The Drug That Completely Cures Alopecia Baldness and Restores Hair in Five Months
By Indrani Bhattacharyya | August 20, 2014 2:48 PM EST
Irrespective of the gender, loss of hair is not just a problem; it is a mental pain as well. Enormous amount of research is taking place across the world to find out better solution for intense hair fall.
Shiro Fukai, 48, drinks distilled spirit next to manager Yoshiko Toyoda (L) at the Otasuke "izakaya" style pub and restaurant in Tokyo May 8, 2014.
And as of now, it seems like that the success is not that far away.
Alopecia is a condition under which hair gets lost from some or all areas of the body, mostly from the scalp. It is a common autoimmune disease that can cause complete hair loss.
Doctors conducted a pilot trial using one pill that was supposed to cure alopecia baldness, and the end result was dramatic.

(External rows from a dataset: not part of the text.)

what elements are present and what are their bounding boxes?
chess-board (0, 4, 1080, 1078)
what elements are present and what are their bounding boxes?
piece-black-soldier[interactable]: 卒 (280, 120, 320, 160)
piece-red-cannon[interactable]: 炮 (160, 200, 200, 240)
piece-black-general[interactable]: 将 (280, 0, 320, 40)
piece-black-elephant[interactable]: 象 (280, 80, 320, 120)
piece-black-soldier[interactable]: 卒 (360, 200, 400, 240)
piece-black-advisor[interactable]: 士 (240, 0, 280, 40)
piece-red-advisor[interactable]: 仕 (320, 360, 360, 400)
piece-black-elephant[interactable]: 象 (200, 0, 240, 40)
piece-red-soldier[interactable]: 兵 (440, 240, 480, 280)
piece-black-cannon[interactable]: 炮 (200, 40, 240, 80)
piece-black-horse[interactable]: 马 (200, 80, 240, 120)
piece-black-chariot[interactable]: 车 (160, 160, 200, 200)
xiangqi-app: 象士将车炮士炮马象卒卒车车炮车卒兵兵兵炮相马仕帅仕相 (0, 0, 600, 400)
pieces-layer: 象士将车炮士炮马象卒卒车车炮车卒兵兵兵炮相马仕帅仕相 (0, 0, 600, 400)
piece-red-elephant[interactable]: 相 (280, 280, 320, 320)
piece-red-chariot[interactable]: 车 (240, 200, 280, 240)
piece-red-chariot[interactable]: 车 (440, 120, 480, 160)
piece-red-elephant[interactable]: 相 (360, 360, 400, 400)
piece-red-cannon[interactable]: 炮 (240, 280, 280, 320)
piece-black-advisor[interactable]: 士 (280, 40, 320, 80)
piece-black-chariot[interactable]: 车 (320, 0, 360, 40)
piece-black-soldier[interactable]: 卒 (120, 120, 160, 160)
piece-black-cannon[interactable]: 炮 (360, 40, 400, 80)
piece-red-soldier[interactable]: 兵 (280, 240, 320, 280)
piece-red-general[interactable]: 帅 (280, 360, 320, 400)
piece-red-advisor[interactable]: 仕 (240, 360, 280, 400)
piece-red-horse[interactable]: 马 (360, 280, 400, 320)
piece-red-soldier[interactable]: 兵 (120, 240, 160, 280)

They could fully restore the hair of three patients who were involved in the trial.
The process started with the identification of the immune cells that are responsible for destroying hair follicles in people suffering from alopecia.
According to the report by Daily Mirror, all three patients experienced complete hair growth after four or five months of treatment with the drug ruxolitinib.
"We've only begun testing the drug in patients, but if the drug continues to be successful and safe, it will have a dramatic positive impact on the lives of people with this disease," lead scientist Dr Raphael Clynes, from Columbia University Medical Center in New York, was quoted saying.
But the team concluded that further investigations are required before using this drug as a stable treatment for baldness.
Former model and TV presenter Gail Porter was one of the most well-known faces who suffered from alopecia among 6.5 million men in UK.
Following the trial, tests were conducted on mice with two new drugs known as JAK inhibitors that can be taken in pill form and block immune pathways.
As explained by the Telegraph, Ruxolitinib is used for the treatment of one form of bone marrow cancer in both the US and EU The other drug, tofacitinib, is licensed for the treatment of rheumatoid arthritis in the US but not Europe.
In these experiments, both drugs completely restored the hair of animals with alopecia within 12 weeks.
"We still need to do more testing to establish that ruxolitinib should be used in alopecia areata, but this is exciting news for patients and their physicians," Clynes said.